Choosing a good violin bow is essential but can be very confusing as well. Before you step into a violin shop or hit the buy button, there are a few factors you should consider first.
Types of Materials
The three basic materials used in bow sticks are brazilwood, pernambuco, and carbon fiber.
Brazilwood is a generic name given to several kinds of tropical hardwoods used for inexpensive bows. It comes from Brazil as well as other tropical countries. Brazilwood violin bows are suitable for beginning or possibly early intermediate players.
Pernambuco is the best wood for violin bows. It is both lightweight and strong, allowing for the wide rang of motions necessary to play the violin. It is from the Caesalpinia echinata tree in Brazil.
Due to environmental degradation, pernambuco is now scarce, and as a result, the government of Brazil has put severe restrictions on the export of this wood, making it rare and expensive.
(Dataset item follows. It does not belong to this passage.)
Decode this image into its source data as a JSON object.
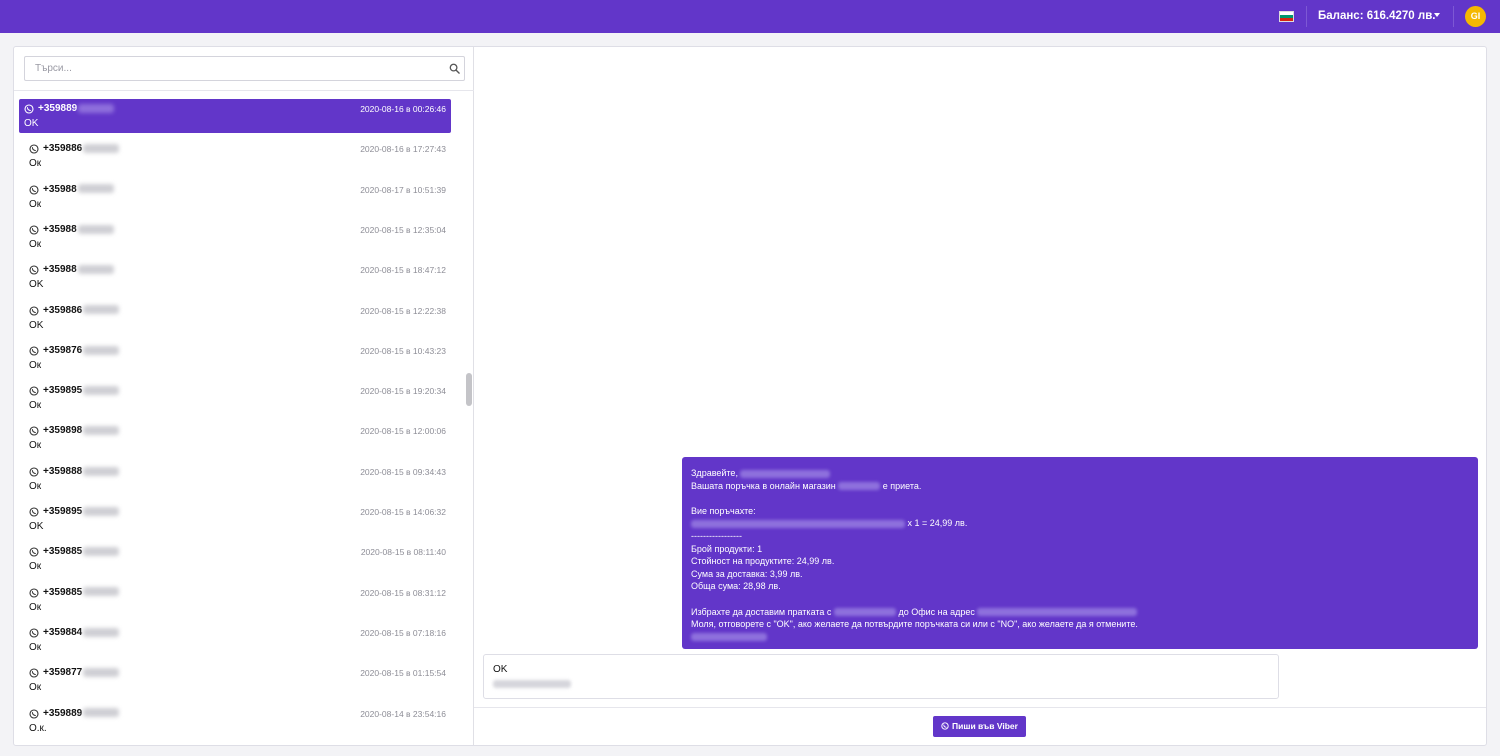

Carbon fibre is a material that has gained popularity in the past decade for use in violin family bows. These bows are typically sturdier than wood bows, and react very little to changes in temperature or humidity.
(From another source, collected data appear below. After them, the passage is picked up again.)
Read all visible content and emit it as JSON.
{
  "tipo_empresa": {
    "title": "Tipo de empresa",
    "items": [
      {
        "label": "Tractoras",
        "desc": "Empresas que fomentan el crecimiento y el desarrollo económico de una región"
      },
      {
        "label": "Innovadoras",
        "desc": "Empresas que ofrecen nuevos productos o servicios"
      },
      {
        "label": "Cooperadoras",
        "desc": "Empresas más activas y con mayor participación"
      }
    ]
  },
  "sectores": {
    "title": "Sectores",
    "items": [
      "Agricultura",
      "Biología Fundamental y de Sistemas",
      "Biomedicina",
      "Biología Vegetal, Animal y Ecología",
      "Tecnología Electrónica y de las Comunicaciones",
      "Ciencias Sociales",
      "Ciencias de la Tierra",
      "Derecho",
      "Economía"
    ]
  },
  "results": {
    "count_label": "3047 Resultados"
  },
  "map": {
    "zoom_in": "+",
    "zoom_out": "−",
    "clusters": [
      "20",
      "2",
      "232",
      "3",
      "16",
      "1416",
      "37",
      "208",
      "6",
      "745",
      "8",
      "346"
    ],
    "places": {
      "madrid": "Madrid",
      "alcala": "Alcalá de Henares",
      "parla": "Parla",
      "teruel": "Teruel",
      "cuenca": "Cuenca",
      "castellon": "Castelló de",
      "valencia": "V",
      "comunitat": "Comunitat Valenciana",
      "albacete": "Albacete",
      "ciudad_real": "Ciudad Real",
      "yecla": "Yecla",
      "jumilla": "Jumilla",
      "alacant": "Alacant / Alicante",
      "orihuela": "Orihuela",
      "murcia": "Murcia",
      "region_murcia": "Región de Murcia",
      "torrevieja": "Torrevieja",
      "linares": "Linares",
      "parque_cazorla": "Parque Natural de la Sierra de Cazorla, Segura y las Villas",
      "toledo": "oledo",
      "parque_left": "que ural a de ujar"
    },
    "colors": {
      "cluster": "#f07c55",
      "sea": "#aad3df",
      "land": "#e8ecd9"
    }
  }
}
Many people swear by these bows and higher quality models have been said to be comparable to pernambuco bows. Carbon fibre has the added benefit of not warping like organic materials. Carbon fiber is also durable, and at its price range represents a good value.
The esteemed American bow maker Morgan Andersen tells us that a suppler bow will have a smoother, fuller sound. However, if the stick is too soft, the sound can lack clarity and definition. A stiffer, stronger bow will give a brighter, more focused sound. Sometimes, an overly stiff bow can produce a rough, edgy sound.
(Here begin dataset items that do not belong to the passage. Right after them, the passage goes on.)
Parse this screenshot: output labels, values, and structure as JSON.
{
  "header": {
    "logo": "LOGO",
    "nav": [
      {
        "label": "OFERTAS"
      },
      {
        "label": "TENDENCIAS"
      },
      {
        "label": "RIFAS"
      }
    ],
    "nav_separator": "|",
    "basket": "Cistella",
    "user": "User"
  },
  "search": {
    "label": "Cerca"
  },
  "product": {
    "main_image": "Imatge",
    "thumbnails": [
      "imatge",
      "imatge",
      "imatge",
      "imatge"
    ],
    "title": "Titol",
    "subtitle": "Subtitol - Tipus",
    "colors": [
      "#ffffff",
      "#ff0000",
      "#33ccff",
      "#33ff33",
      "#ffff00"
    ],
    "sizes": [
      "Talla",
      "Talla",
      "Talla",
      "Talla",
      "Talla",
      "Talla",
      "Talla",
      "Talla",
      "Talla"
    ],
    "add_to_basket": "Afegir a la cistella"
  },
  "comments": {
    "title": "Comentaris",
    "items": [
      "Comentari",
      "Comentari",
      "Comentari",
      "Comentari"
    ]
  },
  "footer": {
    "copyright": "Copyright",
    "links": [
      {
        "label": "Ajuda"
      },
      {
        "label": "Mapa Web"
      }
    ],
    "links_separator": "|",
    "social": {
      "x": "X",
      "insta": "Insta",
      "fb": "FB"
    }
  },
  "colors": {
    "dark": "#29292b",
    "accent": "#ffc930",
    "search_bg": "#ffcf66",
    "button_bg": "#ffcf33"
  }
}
The average weight of a violin bow is about 60 grams (a viola bow is 70 grams; a cello bow, 80 grams).
Make sure that any bow you buy is not warped, as this can negatively affect the balance. You can check for this by holding the bow in front of one eye and looking down the stick from frog to tip.
Round or Octagonal?
The great French master makers rarely made octagonal bows. Even today, most top makers produce predominantly round bows. With two bows made from the same wood, the octagonal shaft will be stiffer. Some octagonal bows are quite stiff, creating a hard, one-dimensional tone, lacking nuance. Some of the German commercial-bow producers make a round and octagonal version of the same bow, the octagonal being a bit more expensive. I think this has added to the myth that octagonal bows are better.
Round bows are less stiff than octagonal bows, allowing for greater control. However, this is all dependent on the player; some people prefer the stiffness of octagonal bows.